What is Azure Speech Service?
The Speech service provides speech to text and text to speech capabilities with a Speech resource. You can transcribe speech to text with high accuracy, produce natural-sounding text to speech voices, translate spoken audio, and use speaker recognition during conversations.
Front is a chrome extension containing a popup.html to displayer the audio player and 3 layers of scripts:
i. content.js - to collect article text from page. ii. background.js - service worker to handle messages from content.js and popup.js. iii. popup.js - to fetch audio from backend and serve audio file to popup.html
- Currently popup.js retriggers fetch everytime it is closed and opened. We need to identify a way to persist the audio as long as the tab is open to reduce the calls to the backend.
- Create a more robust scraper for the frontend. Currently it is simply looking for the first article tag.
Backend is built on Express.js to serve requests from the front end. Currently, there is only one service - it accepts text and responds with a Readable Stream of WAV audio.
-
OPTIONS request for "/audio" handles pre-flight requests from chrome extension to prevent any CORS exceptions.
-
POST request for "/audio" calls the generateAudioFile function.
i. generateAudioFile creates a new instance of Azure speech configuration:
const speechConfig = sdk.SpeechConfig.fromSubscription(
process.env.SPEECH_KEY,
process.env.SPEECH_REGION
);
ii. A new instance of SpeechSynthesizer is created to perform speech synthesis audio.

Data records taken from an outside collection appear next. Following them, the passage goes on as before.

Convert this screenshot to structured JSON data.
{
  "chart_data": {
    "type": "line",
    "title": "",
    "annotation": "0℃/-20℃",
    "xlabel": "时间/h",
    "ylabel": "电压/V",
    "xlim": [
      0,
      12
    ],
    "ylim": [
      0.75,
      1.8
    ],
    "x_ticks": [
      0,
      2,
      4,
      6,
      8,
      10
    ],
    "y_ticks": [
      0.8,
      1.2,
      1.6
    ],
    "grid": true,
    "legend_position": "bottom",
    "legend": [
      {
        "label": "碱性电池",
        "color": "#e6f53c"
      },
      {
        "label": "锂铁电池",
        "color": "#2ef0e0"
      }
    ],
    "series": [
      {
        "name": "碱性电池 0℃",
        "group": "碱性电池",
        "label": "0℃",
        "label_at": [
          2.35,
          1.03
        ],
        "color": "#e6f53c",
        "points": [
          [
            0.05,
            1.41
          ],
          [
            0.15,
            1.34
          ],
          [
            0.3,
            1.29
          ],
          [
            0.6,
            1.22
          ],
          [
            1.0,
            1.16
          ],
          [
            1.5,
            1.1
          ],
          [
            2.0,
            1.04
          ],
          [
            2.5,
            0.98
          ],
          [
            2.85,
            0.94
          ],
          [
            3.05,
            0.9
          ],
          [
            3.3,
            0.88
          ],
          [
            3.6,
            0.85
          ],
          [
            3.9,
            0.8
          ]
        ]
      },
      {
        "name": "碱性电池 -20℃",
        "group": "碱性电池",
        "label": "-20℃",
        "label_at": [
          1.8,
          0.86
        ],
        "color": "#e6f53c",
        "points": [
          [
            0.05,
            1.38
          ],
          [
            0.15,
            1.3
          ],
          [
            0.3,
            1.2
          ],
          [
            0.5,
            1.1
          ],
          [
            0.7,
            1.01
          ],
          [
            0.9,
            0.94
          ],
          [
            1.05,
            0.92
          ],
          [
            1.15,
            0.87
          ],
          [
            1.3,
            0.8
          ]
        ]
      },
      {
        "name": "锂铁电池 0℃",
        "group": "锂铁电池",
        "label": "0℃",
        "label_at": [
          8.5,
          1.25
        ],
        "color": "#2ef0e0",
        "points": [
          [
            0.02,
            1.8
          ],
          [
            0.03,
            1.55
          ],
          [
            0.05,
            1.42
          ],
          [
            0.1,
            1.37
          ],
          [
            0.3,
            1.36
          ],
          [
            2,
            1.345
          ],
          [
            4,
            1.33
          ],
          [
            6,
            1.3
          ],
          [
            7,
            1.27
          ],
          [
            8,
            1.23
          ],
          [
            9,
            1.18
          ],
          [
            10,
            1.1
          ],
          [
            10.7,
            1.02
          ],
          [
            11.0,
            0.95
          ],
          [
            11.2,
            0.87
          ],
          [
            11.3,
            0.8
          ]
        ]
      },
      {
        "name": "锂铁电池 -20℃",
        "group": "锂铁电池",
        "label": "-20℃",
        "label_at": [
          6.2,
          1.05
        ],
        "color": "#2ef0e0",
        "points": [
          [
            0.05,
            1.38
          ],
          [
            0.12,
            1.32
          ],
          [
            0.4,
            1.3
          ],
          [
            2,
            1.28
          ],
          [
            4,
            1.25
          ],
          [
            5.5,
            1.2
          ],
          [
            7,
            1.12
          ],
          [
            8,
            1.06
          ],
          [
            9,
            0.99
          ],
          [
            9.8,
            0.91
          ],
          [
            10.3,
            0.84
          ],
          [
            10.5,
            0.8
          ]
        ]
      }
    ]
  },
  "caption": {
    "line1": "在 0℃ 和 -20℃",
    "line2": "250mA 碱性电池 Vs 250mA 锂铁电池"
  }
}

var synthesizer = new sdk.SpeechSynthesizer(speechConfig);
iv. speakTextAsync produces an ArrayBuffer object called audioData. The function takes an ArrayBuffer as input and converts it to Buffer using Buffer.from(arrayBuffer). Then, it creates a Readable stream, pushes the Buffer data to the stream using stream.push(buffer), and finally signals the end of the stream using stream.push(null).